CRIL continuously tracks and monitors the propagation of malicious activities across various cybercrime channels to highlight their use towards cybercrime activities. We identified some of these malicious activities recently being discussed by Threat Actors.
Trigona affiliate program
We identified a post inviting forum members to join the Trigona affiliate program. The Trigona ransomware family has been actively tracked since June 2022. Based on past reporting and analysis, the ransomware is written in Delphi programming language and uses 112-bit RSA and 256-bit AES encryption in OFB mode for file encryption. The ransomware operators claimed to perform double extortion attacks by combining data exfiltration with file encryption. Affiliates may be interested in expanding their operations as a result of this program.
The program offers ransomware-as-service (RaaS) and has multiple capabilities:
- Cross-platform build with cryptographically advanced encryption
- Admin panel Tor network, along with end-to-end encryption of data
- Call facilities for countries across the globe
- DDoS capabilities
- Cloud storage for leaked databases
Meduza Stealer
The operators of Meduza stealer posted a thread advertising the functions of the stealer and details about the paid subscription. The build is developed in C++ and is designed to collect data from browsers, cryptocurrency wallets, browser history, bookmarks, Telegram clients, password managers, and cookies. The group formulated a Telegram channel on April 24, 2023, and has actively promoted its software build.
ShadowVault – MacOS Stealer
The threat actors behind this new stealer targeting MacOS users were recently advertising it for subscription to the underground community. While Macs are relatively less bombarded with malware than Windows; however, they’re not immune. The threat actor enunciating its features describe that:
- It can be installed via both PKG & DMG file formats.
- The malware can extract cookie data, usernames, credit card information, crypto wallet ID, and passwords without requiring a separate crypto build.
- It can extract the compromised information and gives the option to select/exclude and extract any file extension. It supports over 50 types of browsers, including Chromium browsers.
- The extraction process is encrypted for stealing data from the keychain database of Apple devices, making it tedious to detect the amount of stolen information and evade detection.
- The stealer supports extraction from Metamask, Coinomi, Binance, Coinbase, Atomic, Exodus, Keplr, Phantom, Trust, Tron Link, Martian, etc.

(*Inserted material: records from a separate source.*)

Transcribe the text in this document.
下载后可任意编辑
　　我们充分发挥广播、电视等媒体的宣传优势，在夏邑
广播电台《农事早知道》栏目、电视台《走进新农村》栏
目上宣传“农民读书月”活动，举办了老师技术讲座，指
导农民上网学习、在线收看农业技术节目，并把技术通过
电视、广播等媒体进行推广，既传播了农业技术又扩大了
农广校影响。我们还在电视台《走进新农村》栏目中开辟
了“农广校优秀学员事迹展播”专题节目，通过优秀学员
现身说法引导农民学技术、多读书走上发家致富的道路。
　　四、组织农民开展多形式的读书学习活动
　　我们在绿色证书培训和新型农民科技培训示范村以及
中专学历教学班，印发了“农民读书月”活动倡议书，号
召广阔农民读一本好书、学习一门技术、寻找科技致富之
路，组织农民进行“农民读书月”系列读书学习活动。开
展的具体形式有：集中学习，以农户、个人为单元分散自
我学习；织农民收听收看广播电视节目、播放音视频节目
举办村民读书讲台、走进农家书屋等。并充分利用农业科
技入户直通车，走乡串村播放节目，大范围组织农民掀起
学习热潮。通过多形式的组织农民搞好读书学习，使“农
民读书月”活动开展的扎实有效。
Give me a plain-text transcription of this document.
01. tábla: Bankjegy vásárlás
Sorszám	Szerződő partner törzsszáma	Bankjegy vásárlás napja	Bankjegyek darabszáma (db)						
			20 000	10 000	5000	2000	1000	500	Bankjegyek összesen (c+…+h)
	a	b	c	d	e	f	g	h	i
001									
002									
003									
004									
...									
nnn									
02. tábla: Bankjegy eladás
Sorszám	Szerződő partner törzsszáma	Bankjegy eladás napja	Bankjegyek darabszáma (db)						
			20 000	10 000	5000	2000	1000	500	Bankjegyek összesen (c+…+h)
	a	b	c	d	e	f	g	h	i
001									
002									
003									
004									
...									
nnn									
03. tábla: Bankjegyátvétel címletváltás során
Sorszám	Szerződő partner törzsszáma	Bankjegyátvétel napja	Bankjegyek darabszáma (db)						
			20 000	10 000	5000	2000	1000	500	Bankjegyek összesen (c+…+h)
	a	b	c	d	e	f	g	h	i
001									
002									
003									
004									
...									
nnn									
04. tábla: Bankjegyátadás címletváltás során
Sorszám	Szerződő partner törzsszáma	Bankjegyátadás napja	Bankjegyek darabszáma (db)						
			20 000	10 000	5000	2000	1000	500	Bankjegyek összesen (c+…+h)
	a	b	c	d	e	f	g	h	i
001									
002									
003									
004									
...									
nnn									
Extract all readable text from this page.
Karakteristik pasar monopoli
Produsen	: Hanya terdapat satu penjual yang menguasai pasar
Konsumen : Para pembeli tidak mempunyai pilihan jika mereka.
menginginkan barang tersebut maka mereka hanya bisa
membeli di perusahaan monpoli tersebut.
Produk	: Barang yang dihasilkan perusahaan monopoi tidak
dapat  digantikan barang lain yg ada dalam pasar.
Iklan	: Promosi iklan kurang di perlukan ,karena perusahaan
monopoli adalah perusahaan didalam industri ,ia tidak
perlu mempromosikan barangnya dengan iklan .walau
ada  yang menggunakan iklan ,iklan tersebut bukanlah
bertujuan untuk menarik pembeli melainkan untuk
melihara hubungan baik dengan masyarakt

- It features keylogging, creates multiple logs of the stolen information, and stores them in different locations to still extract the information even if deleted.
- The stolen information automatically gets decrypted on the user’s computer.
The TA also offered custom signatures of legit Apple Developers for an additional fee.
LummaC2 Stealer
LummaC2 was first promoted on cybercrime forums in December 2022. Since then, it has been in consistent development and evolved to become a sophisticated but affordable information stealer malware among the other offerings in malware-as-a-service (MaaS). The malicious build, sized 150 – 200 KBs, was designed to steal data from multiple browsers, including Chrome, Chromium, Mozilla Firefox, Microsoft Edge, and Brave, among others targeting the latest Windows operating systems users from version 7 to 11.
The latest updates on LummaC2 suggested a security redesign, revamping modules for generating malicious builds and receiving stolen logs. It also included a new module with a load balancer.
The developers recently advertised their MaaS on another prominent Russian language forum that has been providing open ground for RaaS operators to advertise their affiliate and partnership programs.